We then show the resulting \(\sigma_\mathrm{los}(r)\) in Figure 6.4 to demonstrate that all four values of \(\beta\) are able to produce a flat \(\sigma_\mathrm{los}(r)\) over Carina’s inner kpc. We also plot the resulting best-fit enclosed-mass profile for the four fits.

[8]:
figure(figsize=(12,5))
subplot(1,3,1)
for ii,beta in enumerate(betas):
    prs= numpy.linspace(50.,1000.,11)*u.pc
    plot(prs.to_value(u.pc),
         predict_sigmalos(prs,bf_mass_pots[ii],beta),
        label=rf'$\beta = {beta:+.1f}$')
xlabel(r'$r\,(\mathrm{pc})$')
ylabel(r'$\sigma_\mathrm{los}\,(\mathrm{km\,s}^{-1})$')
ylim(0.,15.)
legend(frameon=False,fontsize=18.)
subplot(1,3,2)
for ii,beta in enumerate(betas):
    prs= numpy.linspace(0.01,1.,61)*u.kpc
    semilogy(prs.to_value(u.pc),
             [bf_mass_pots[ii].mass(r,ro=8.,vo=220.).to_value(u.Msun)
              for r in prs],
            label=rf'$\beta = {beta:+.1f}$')
semilogy(prs.to_value(u.pc),
             [stellar_pot.mass(r,ro=8.,vo=220.).to_value(u.Msun) for r in prs],
        ls=':',color='k')
axvline(4.*Re.to_value(u.pc)/3.,ls='--',color='0.7',lw=2.,zorder=0)
import astropy.constants as apyconst
axhline((4.*(6.*u.km/u.s)**2*Re/apyconst.G).to_value(u.Msun),
        ls='--',color='0.7',lw=2.,zorder=0)

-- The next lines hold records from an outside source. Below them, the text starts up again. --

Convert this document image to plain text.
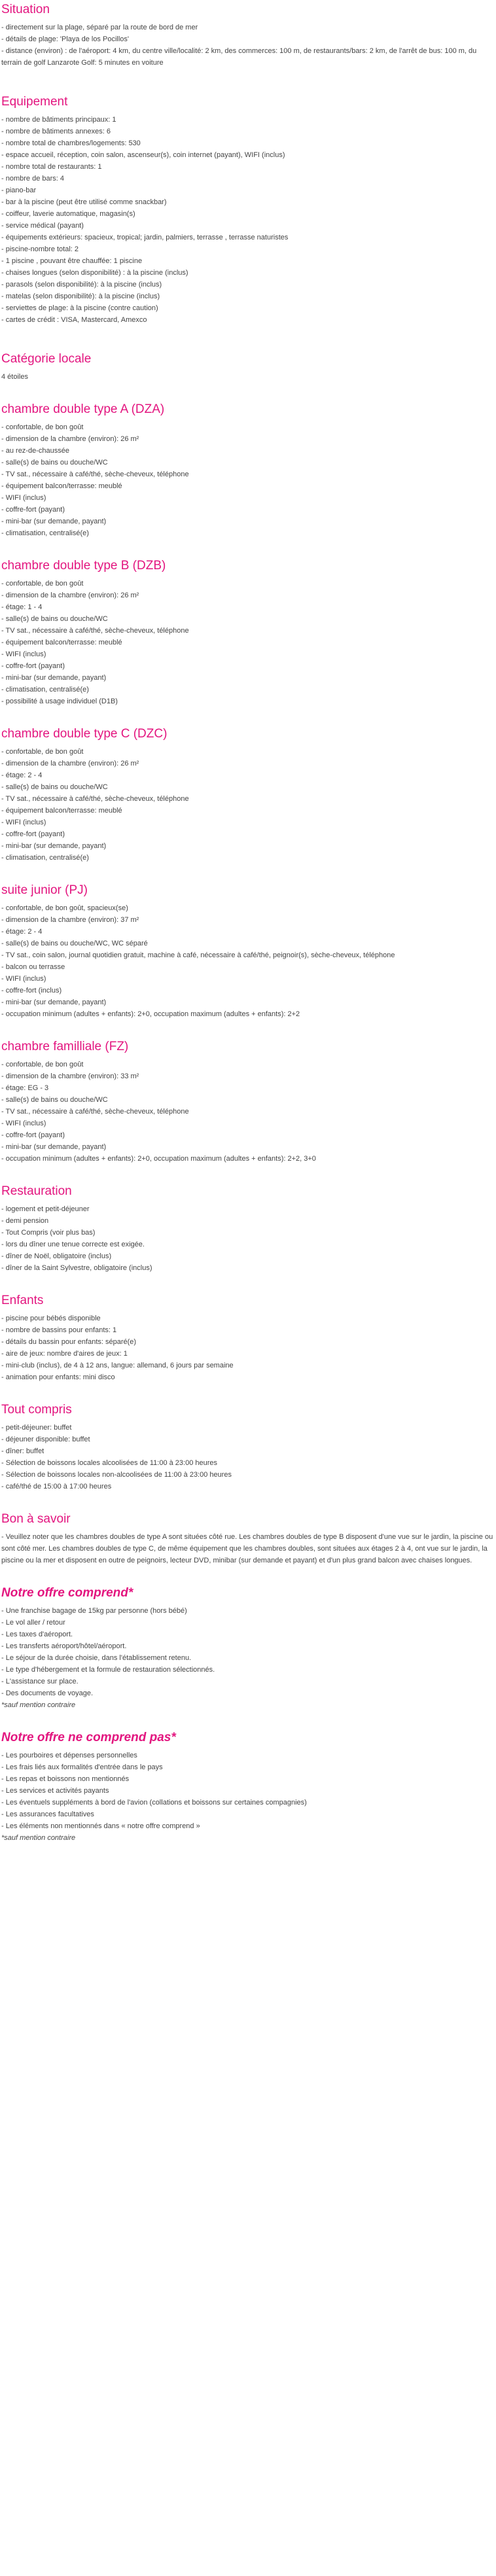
Situation
- directement sur la plage, séparé par la route de bord de mer
- détails de plage: 'Playa de los Pocillos'
- distance (environ) : de l'aéroport: 4 km, du centre ville/localité: 2 km, des commerces: 100 m, de restaurants/bars: 2 km, de l'arrêt de bus: 100 m, du terrain de golf Lanzarote Golf: 5 minutes en voiture
Equipement
- nombre de bâtiments principaux: 1
- nombre de bâtiments annexes: 6
- nombre total de chambres/logements: 530
- espace accueil, réception, coin salon, ascenseur(s), coin internet (payant), WIFI (inclus)
- nombre total de restaurants: 1
- nombre de bars: 4
- piano-bar
- bar à la piscine (peut être utilisé comme snackbar)
- coiffeur, laverie automatique, magasin(s)
- service médical (payant)
- équipements extérieurs: spacieux, tropical; jardin, palmiers, terrasse , terrasse naturistes
- piscine-nombre total: 2
- 1 piscine , pouvant être chauffée: 1 piscine
- chaises longues (selon disponibilité) : à la piscine (inclus)
- parasols (selon disponibilité): à la piscine (inclus)
- matelas (selon disponibilité): à la piscine (inclus)
- serviettes de plage: à la piscine (contre caution)
- cartes de crédit : VISA, Mastercard, Amexco
Catégorie locale

4 étoiles

chambre double type A (DZA)
- confortable, de bon goût
- dimension de la chambre (environ): 26 m²
- au rez-de-chaussée
- salle(s) de bains ou douche/WC
- TV sat., nécessaire à café/thé, sèche-cheveux, téléphone
- équipement balcon/terrasse: meublé
- WIFI (inclus)
- coffre-fort (payant)
- mini-bar (sur demande, payant)
- climatisation, centralisé(e)
chambre double type B (DZB)
- confortable, de bon goût
- dimension de la chambre (environ): 26 m²
- étage: 1 - 4
- salle(s) de bains ou douche/WC
- TV sat., nécessaire à café/thé, sèche-cheveux, téléphone
- équipement balcon/terrasse: meublé
- WIFI (inclus)
- coffre-fort (payant)
- mini-bar (sur demande, payant)
- climatisation, centralisé(e)
- possibilité à usage individuel (D1B)
chambre double type C (DZC)
- confortable, de bon goût
- dimension de la chambre (environ): 26 m²
- étage: 2 - 4
- salle(s) de bains ou douche/WC
- TV sat., nécessaire à café/thé, sèche-cheveux, téléphone
- équipement balcon/terrasse: meublé
- WIFI (inclus)
- coffre-fort (payant)
- mini-bar (sur demande, payant)
- climatisation, centralisé(e)
suite junior (PJ)
- confortable, de bon goût, spacieux(se)
- dimension de la chambre (environ): 37 m²
- étage: 2 - 4
- salle(s) de bains ou douche/WC, WC séparé
- TV sat., coin salon, journal quotidien gratuit, machine à café, nécessaire à café/thé, peignoir(s), sèche-cheveux, téléphone
- balcon ou terrasse
- WIFI (inclus)
- coffre-fort (inclus)
- mini-bar (sur demande, payant)
- occupation minimum (adultes + enfants): 2+0, occupation maximum (adultes + enfants): 2+2
chambre familliale (FZ)
- confortable, de bon goût
- dimension de la chambre (environ): 33 m²
- étage: EG - 3
- salle(s) de bains ou douche/WC
- TV sat., nécessaire à café/thé, sèche-cheveux, téléphone
- WIFI (inclus)
- coffre-fort (payant)
- mini-bar (sur demande, payant)
- occupation minimum (adultes + enfants): 2+0, occupation maximum (adultes + enfants): 2+2, 3+0
Restauration
- logement et petit-déjeuner
- demi pension
- Tout Compris (voir plus bas)
- lors du dîner une tenue correcte est exigée.
- dîner de Noël, obligatoire (inclus)
- dîner de la Saint Sylvestre, obligatoire (inclus)
Enfants
- piscine pour bébés disponible
- nombre de bassins pour enfants: 1
- détails du bassin pour enfants: séparé(e)
- aire de jeux: nombre d'aires de jeux: 1
- mini-club (inclus), de 4 à 12 ans, langue: allemand, 6 jours par semaine
- animation pour enfants: mini disco
Tout compris
- petit-déjeuner: buffet
- déjeuner disponible: buffet
- dîner: buffet
- Sélection de boissons locales alcoolisées de 11:00 à 23:00 heures
- Sélection de boissons locales non-alcoolisées de 11:00 à 23:00 heures
- café/thé de 15:00 à 17:00 heures
Bon à savoir
- Veuillez noter que les chambres doubles de type A sont situées côté rue. Les chambres doubles de type B disposent d'une vue sur le jardin, la piscine ou sont côté mer. Les chambres doubles de type C, de même équipement que les chambres doubles, sont situées aux étages 2 à 4, ont vue sur le jardin, la piscine ou la mer et disposent en outre de peignoirs, lecteur DVD, minibar (sur demande et payant) et d'un plus grand balcon avec chaises longues.
Notre offre comprend*
- Une franchise bagage de 15kg par personne (hors bébé)
- Le vol aller / retour
- Les taxes d'aéroport.
- Les transferts aéroport/hôtel/aéroport.
- Le séjour de la durée choisie, dans l'établissement retenu.
- Le type d'hébergement et la formule de restauration sélectionnés.
- L'assistance sur place.
- Des documents de voyage.
*sauf mention contraire
Notre offre ne comprend pas*
- Les pourboires et dépenses personnelles
- Les frais liés aux formalités d'entrée dans le pays
- Les repas et boissons non mentionnés
- Les services et activités payants
- Les éventuels suppléments à bord de l'avion (collations et boissons sur certaines compagnies)
- Les assurances facultatives
- Les éléments non mentionnés dans « notre offre comprend »
*sauf mention contraire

text(225.,5e7,r'$r_{1/2}$',fontsize=18.,horizontalalignment='left')
text(600.,4e5,r'$\mathrm{stars}$',fontsize=18.,horizontalalignment='left')

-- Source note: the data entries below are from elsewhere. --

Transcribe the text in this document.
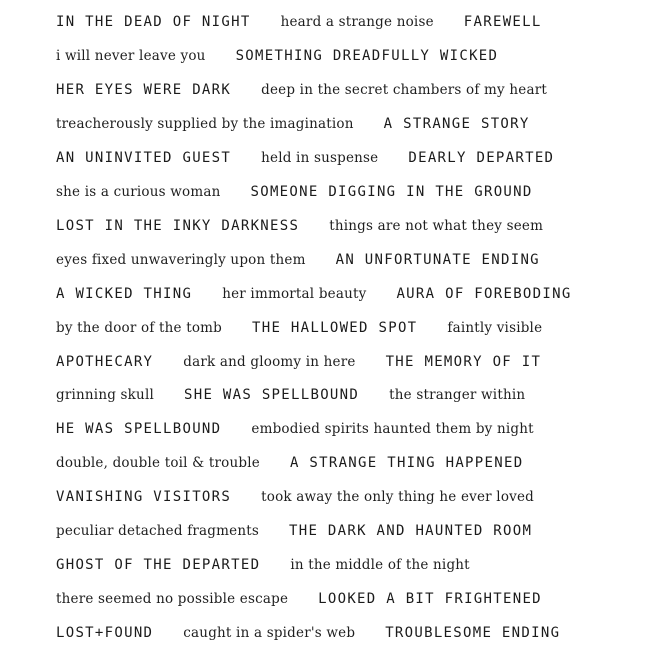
IN THE DEAD OF NIGHT heard a strange noise FAREWELL
i will never leave you SOMETHING DREADFULLY WICKED
HER EYES WERE DARK deep in the secret chambers of my heart
treacherously supplied by the imagination A STRANGE STORY
AN UNINVITED GUEST held in suspense DEARLY DEPARTED
she is a curious woman SOMEONE DIGGING IN THE GROUND
LOST IN THE INKY DARKNESS things are not what they seem
eyes fixed unwaveringly upon them AN UNFORTUNATE ENDING
A WICKED THING her immortal beauty AURA OF FOREBODING
by the door of the tomb THE HALLOWED SPOT faintly visible
APOTHECARY dark and gloomy in here THE MEMORY OF IT
grinning skull SHE WAS SPELLBOUND the stranger within
HE WAS SPELLBOUND embodied spirits haunted them by night
double, double toil & trouble A STRANGE THING HAPPENED
VANISHING VISITORS took away the only thing he ever loved
peculiar detached fragments THE DARK AND HAUNTED ROOM
GHOST OF THE DEPARTED in the middle of the night
there seemed no possible escape LOOKED A BIT FRIGHTENED
LOST+FOUND caught in a spider's web TROUBLESOME ENDING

xlabel(r'$r\,(\mathrm{pc})$')
ylabel(r'$M(<r)/M_\odot$')
ylim(1e5,1e8)
legend(frameon=True,fontsize=18.,facecolor='w',edgecolor='None')
subplot(1,3,3)
for ii,beta in enumerate(betas):
    prs= numpy.linspace(0.01,1.,61)*u.kpc
    plot(prs.to_value(u.pc),
             [bf_mass_pots[ii].mass(r,ro=8.,vo=220.).to_value(u.Msun)
              /bf_mass_pots[1].mass(r,ro=8.,vo=220.).to_value(u.Msun)

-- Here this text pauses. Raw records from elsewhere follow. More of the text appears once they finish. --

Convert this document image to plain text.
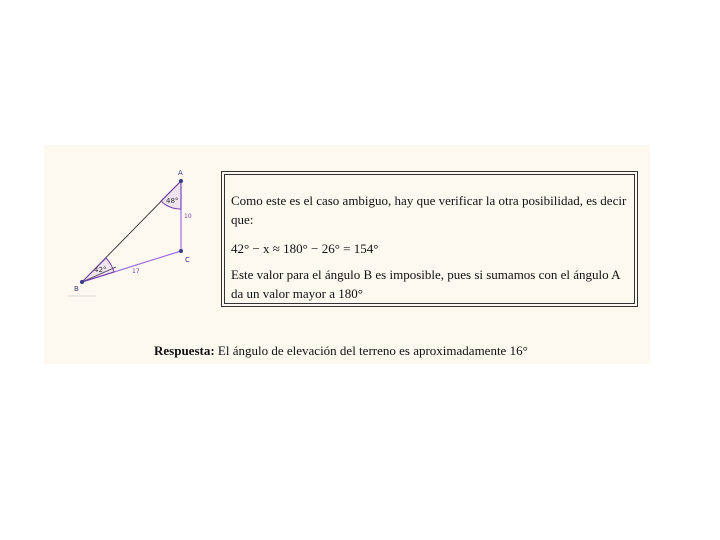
A
B
C
48°
42°
10
17

Como este es el caso ambiguo, hay que verificar la otra posibilidad, es decir que:

42° − x ≈ 180° − 26° = 154°

Este valor para el ángulo B es imposible, pues si sumamos con el ángulo A da un valor mayor a 180°

Respuesta: El ángulo de elevación del terreno es aproximadamente 16°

              for r in prs],
         label=rf'$\beta = {beta:+.1f}$')
axvline(4.*Re.to_value(u.pc)/3.,ls='--',color='0.7',lw=2.,zorder=0)
xlabel(r'$r\,(\mathrm{pc})$')
ylabel(r'$M(<r;\beta)/M(<r;\beta=0)$')
tight_layout();
../_images/chapters_I-05.-Masses-of-Spherical-Stellar-Systems_40_0.svg

Figure 6.4: The Wolf mass estimator.

Because the enclosed mass spans a few orders of magnitude over the inner kpc, we also display the enclosed-mass profile relative to that obtained for \(\beta = 0\) in the right-most panel. From that panel, it becomes clear that all four values of \(\beta\) do indeed produce a similar value for the enclosed mass near the half-mass radius (although in this case, the value where all anisotropies agree is a little higher still). We also show the contribution to the enclosed-mass profile from the stars, which demonstrates that Carina, like all dSphs, is indeed a very dark-matter dominated system, with \(M/L \approx 150\) within 1 kpc.